Padahal semua ulama tafsir, baik ulama yang mutaqaddimin (terdahulu) atau ulama yang mutaakhirin (sekarang), semuanya sependapat bahwa maksud ‘bacalah’ dalam ayat di atas adalah ‘shalatlah’. Jadi ayat tersebut maksudnya adalah: “Maka shalatlah qiyamul lail (shalat malam) dengan bilangan raka’at yang kalian sanggupi”.
Tafsir ini akan lebih jelas apabila kita perhatikan seluruh ayat tersebut, yang artinya: “Sesungguhnya Rabbmu mengetahui bahwasanya kamu berdiri (shalat) kurang dari dua pertiga malam, atau seperdua malam atau sepertiganya dan (demikian pula) segolongan dari orang-orang yang besama kamu. Dan Alloh menetapkan ukuran malam dan siang. Alloh mengetahui bahwa kamu sekali-kali tidak dapat menentukan batas-batas waktu-waktu itu, maka Dia memberi keringanan kepadamu, karena itu bacalah apa yang mudah (bagimu) dari Al-Qur’an. Dia mengetahui bahwa akan ada di antara kamu orang-orang yang sakit dan orang-orang yang berjalan di muka bumi mencari sebagian karunia Alloh ; dan orang-orang  yang lain lagi yang berperang di jalan Alloh, maka bacalah apa yang  mudah (bagimu) dari Al-Qur’an dan dirikanlah shalat, tunaikan zakat dan berikanlah pinjaman kepada Alloh pinjaman yang baik. Dan kebaikan apa saja yang kamu perbuat untuk dirimu niscaya kamu memperoleh (balasan)nya di sisi Alloh sebagai balasan yang paling baik dan yang paling besar pahalanya. Dan mohonlah ampunan kepada Alloh.
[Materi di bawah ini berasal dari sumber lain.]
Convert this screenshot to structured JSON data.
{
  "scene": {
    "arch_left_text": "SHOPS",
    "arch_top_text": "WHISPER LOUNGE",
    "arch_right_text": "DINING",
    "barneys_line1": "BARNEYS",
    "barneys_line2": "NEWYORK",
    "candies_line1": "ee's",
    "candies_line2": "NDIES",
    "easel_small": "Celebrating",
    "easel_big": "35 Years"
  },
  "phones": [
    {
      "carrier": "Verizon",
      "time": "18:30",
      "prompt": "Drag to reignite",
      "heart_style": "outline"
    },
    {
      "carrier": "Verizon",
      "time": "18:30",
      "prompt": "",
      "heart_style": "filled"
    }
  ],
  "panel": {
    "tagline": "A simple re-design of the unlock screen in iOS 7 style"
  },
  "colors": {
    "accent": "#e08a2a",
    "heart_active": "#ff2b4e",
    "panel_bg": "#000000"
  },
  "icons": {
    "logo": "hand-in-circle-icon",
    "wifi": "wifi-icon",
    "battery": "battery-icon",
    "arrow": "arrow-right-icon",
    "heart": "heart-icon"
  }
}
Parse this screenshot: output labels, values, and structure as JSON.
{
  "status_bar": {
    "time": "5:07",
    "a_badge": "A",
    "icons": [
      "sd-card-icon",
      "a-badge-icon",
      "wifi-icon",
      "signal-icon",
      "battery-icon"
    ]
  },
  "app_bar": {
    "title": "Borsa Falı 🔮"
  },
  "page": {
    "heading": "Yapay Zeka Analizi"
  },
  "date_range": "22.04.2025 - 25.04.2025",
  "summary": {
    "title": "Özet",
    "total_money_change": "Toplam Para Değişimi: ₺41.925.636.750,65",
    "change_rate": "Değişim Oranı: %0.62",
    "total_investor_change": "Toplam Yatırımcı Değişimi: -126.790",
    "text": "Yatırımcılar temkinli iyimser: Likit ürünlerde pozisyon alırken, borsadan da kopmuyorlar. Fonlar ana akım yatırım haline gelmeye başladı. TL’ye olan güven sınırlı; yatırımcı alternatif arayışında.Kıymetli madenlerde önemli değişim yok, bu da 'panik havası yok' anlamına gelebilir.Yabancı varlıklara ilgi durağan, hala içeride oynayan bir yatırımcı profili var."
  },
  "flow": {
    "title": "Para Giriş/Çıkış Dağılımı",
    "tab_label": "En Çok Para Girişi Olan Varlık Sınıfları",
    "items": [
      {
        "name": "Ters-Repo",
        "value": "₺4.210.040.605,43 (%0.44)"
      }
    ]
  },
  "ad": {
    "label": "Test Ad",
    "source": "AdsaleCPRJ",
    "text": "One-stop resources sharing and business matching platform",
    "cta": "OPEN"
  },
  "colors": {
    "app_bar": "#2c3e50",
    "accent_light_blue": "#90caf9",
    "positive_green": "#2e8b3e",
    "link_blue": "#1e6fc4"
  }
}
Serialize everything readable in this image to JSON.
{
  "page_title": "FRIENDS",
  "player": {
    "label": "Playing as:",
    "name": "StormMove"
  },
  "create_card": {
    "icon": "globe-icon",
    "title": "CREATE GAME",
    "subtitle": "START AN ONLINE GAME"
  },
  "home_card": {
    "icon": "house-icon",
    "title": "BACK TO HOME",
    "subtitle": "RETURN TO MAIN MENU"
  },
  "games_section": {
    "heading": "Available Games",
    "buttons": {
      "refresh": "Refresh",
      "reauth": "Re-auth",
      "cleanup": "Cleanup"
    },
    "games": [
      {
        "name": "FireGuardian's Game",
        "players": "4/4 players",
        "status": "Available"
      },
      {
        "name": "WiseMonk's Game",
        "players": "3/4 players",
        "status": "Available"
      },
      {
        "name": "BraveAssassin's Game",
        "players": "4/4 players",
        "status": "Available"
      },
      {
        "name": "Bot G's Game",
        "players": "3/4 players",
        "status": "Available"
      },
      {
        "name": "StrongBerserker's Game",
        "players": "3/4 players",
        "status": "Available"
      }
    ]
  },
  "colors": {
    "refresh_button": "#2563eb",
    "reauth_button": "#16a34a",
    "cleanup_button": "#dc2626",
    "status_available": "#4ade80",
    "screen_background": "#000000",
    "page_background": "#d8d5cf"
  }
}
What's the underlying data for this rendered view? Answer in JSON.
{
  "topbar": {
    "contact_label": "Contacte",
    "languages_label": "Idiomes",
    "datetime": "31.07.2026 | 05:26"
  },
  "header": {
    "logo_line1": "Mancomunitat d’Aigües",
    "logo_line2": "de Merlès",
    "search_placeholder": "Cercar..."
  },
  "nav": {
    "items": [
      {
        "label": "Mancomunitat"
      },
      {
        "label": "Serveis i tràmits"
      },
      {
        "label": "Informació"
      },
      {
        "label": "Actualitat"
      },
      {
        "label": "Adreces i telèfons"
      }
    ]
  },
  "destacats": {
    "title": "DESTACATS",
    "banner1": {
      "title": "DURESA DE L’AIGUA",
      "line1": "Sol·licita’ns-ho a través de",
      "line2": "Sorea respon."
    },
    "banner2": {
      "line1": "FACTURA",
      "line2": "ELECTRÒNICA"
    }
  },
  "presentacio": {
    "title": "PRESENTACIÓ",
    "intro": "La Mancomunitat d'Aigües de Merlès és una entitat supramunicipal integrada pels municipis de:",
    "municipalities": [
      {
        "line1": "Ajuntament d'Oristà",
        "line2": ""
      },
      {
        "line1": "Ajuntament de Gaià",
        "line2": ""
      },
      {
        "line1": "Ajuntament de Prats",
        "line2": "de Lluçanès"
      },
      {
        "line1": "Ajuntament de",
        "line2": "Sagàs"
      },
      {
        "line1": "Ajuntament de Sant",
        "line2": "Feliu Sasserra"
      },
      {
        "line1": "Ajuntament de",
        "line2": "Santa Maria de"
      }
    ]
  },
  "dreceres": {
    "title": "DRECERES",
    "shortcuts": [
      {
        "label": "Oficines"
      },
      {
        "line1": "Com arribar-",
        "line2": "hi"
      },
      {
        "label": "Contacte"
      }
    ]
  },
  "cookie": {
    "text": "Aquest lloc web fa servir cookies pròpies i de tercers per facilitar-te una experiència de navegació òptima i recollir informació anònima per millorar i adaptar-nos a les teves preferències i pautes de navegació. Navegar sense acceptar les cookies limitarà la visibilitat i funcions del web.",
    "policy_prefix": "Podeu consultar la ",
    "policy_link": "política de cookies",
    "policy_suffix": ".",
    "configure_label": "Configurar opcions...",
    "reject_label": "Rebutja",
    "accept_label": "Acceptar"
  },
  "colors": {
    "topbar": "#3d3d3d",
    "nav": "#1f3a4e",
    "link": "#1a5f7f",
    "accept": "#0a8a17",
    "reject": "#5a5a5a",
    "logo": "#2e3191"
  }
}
Sesungguhnya Alloh Maha Pengampun lagi Maha Penyayang”.
Ayat tersebut jelas tidak ada hubungannya dengan apa yang wajib dibaca di dalam shalat. Ayat tersebut mengandung maksud bahwa Alloh Subhanahu wa Ta’ala telah memberi kemudahan kepada kaum muslimin untuk shalat malam dengan jumlah raka’at kurang dari yang dilakukan Rasululloh ShallAllohu ‘alaihi wa Sallam, yaitu sebelas raka’at. Inilah maksud sebenarnya dari ayat tersebut.
Hal ini dapat diketahui oleh orang-orang yang mengetahui uslub (gaya/kaidah bahasa) dalam bahasa Arab. Dalam uslub bahasa Arab ada gaya bahasa yang sifatnya “menyebut sebagian” tetapi yang dimaksud adalah “keseluruhan”. Misalnya : Menyebut ‘bacaan Al-Qur’an’ tetapi yang dimaksud adalah shalat karena bacaan Al-Qur’an itu bagian dari shalat. Menyebut kata nafs (=jiwa, nyawa) tetapi yang dimaksud adalah manusia, Menyebut ‘darah’ atau ‘memukul’ padahal yang dimaksud adalah membunuh (-pent-)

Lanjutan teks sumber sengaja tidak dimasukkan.